|Start Date||5 Feb 2024|
|End Date||8 Mar 2024|
|Coordinator||Kirsten Haaland, Fabiana Visentin|
|Teaching methods||Lectures; Project Based Learning; Presentations; Skills|
|Assessment methods||Written exam; Presentation and paper, participation|
|Keywords||Innovation; Market failures; Indicators; Innovation Systems; Innovation policy|
Full course description
Innovation plays a crucial role in promoting economic growth and how we understand and address global challenges relating to the Sustainable Development Goals (SDGs).
This course offers an overview of what innovation is and why it is important in various contexts and seeks to address key questions: who are the relevant actors involved in the innovation process? How can innovation contribute to socio-economic development? How can we guide policymakers globally to design, monitor and evaluate policy interventions aimed to enhance productivity, sustainable growth or social or environmental goals, depending on the specific objectives or given scope?
In the first week, students will be introduced to the fundamentals of innovation.
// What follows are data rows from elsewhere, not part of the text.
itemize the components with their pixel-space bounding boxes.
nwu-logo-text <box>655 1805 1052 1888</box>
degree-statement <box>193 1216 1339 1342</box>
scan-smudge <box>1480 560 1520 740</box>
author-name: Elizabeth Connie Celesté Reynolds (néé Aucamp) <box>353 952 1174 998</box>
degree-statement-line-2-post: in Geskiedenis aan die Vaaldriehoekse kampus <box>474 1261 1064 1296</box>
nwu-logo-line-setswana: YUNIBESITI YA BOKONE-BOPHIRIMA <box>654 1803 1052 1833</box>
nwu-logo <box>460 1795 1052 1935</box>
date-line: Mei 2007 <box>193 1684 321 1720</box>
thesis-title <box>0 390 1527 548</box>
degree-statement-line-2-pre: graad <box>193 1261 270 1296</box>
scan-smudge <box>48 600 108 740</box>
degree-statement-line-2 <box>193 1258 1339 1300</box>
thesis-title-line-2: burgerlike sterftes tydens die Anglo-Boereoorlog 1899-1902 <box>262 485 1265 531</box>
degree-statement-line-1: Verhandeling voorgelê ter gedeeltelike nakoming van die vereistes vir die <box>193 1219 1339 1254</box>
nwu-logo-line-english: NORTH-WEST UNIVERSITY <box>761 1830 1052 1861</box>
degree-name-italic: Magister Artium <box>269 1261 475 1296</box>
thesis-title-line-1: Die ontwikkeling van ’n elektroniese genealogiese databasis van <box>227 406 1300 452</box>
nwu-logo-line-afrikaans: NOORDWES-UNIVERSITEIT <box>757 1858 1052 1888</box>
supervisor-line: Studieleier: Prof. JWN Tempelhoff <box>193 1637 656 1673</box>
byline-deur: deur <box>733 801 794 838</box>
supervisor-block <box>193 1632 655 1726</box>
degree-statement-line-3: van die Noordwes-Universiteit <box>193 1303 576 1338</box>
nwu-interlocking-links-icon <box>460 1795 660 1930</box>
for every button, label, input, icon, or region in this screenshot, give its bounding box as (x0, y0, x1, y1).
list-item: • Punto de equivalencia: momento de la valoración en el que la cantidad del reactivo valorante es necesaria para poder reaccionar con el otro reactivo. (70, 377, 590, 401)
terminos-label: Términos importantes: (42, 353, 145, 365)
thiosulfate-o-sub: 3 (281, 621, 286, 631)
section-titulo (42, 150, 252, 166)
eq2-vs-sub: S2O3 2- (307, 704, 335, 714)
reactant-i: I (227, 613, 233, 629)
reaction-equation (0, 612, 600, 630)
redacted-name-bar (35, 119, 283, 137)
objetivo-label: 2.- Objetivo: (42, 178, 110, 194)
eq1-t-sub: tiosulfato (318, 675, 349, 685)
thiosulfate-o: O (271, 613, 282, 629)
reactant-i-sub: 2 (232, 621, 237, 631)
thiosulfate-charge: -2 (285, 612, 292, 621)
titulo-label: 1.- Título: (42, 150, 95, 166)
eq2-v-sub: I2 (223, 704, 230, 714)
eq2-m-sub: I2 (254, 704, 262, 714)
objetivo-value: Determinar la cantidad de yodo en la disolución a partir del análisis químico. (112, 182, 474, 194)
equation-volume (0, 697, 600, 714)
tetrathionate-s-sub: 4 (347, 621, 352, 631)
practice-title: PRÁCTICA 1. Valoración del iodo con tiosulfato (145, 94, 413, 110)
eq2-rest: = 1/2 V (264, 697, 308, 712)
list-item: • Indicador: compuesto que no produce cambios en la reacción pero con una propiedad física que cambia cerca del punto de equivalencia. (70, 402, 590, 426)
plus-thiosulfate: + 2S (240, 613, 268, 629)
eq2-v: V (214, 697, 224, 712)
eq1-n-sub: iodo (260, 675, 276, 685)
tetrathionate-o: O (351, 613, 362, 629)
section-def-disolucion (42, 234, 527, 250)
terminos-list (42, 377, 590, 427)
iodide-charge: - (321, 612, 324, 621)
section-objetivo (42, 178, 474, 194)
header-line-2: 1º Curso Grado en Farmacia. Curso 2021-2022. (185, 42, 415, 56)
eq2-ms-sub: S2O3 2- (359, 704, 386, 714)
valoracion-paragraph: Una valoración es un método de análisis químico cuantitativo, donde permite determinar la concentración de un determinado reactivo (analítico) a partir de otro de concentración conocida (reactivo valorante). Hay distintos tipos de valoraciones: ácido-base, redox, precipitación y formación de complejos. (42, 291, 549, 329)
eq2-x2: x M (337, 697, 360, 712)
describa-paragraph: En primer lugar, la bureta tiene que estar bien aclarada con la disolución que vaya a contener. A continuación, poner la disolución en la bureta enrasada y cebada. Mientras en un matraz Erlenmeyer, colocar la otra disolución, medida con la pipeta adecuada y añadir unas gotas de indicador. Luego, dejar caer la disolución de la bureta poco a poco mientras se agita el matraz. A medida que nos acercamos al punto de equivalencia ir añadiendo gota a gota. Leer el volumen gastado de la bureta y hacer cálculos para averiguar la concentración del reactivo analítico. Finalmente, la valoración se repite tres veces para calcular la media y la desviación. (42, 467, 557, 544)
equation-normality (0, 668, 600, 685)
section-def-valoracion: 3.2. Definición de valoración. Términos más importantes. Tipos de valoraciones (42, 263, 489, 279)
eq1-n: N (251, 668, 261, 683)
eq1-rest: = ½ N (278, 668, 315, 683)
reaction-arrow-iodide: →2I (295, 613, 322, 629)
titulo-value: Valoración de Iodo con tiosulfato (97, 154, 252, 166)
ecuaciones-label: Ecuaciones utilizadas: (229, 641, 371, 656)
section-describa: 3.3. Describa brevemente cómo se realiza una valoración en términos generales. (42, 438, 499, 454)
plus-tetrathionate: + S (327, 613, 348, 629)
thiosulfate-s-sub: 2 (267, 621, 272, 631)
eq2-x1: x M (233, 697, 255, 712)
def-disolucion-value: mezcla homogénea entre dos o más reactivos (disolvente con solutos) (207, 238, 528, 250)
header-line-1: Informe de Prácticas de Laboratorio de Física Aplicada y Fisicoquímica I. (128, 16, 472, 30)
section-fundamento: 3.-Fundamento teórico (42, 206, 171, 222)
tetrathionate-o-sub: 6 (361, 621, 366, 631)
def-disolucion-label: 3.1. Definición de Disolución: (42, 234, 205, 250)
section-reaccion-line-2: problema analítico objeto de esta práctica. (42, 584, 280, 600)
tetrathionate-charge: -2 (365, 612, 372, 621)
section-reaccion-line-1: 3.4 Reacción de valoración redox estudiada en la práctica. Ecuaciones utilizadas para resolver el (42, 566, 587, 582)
They will be exposed to the key concepts to identify and describe the innovation characteristics: types of innovation (product and process), the impact of innovation (radical and incremental), sources of innovation (technological and non-technological), as well as bottlenecks and hampering factors. Students will develop knowledge of the ‘innovation systems’ approach and gain insights into the many and varied interactions between, and the roles of, different actors, institutions and contexts. The second week will be dedicated to analysing cases where the market has failed to match incentives to the value of the innovation activity. This includes the problem of appropriability and the degree to which the returns from investment accrue to the innovator or to other market participants. Students will also learn about enhancing capability and catching up, innovation from a firm perspective, the role of the Intellectual Property Right (IPR), and open innovation.
The third week will focus on innovation indicators and innovation scoreboards. You will explore the challenging question of how to observe and measure innovation at the firm, industry and country levels. The objective is to familiarise students with tools and approaches such as innovation surveys, and to measure and interpret the appropriate quantitative indicators measuring innovation inputs and outputs.
The fourth week will consider global perspectives and students will reflect on the question: how does one country achieve rapid economic growth while others cannot? We will examine opportunities opened up by globalisation and the rise of emerging economies.
Throughout the course leading innovation and development experts will deliver guest lectures to establish credible connections between the material covered and their application including in the context of international organizations.
- Understand the nature of innovation; types of innovation, impact and source of innovation.
- Analyse new and emerging issues and types of innovation, e.g. social innovation, innovation for inclusive development, and public sector innovation.
- Access the systemic nature of innovation systems, identifying actors of the system and their roles
- Debate the incentives to innovate
- Analyse the rationale behind innovation policy
- Evaluate relevant policy instruments related to innovation.
As additional skills, students will acquire hands-on knowledge on a broad range of quantitative indicators to measure innovation performance (firm, industry, country) and learn how to apply them critically. You will also learn how to effectively debate policy-relevant issues.
Greenhalgh, C., & Rogers, M. (2010). Innovation, intellectual property, and economic growth. Princeton University Press.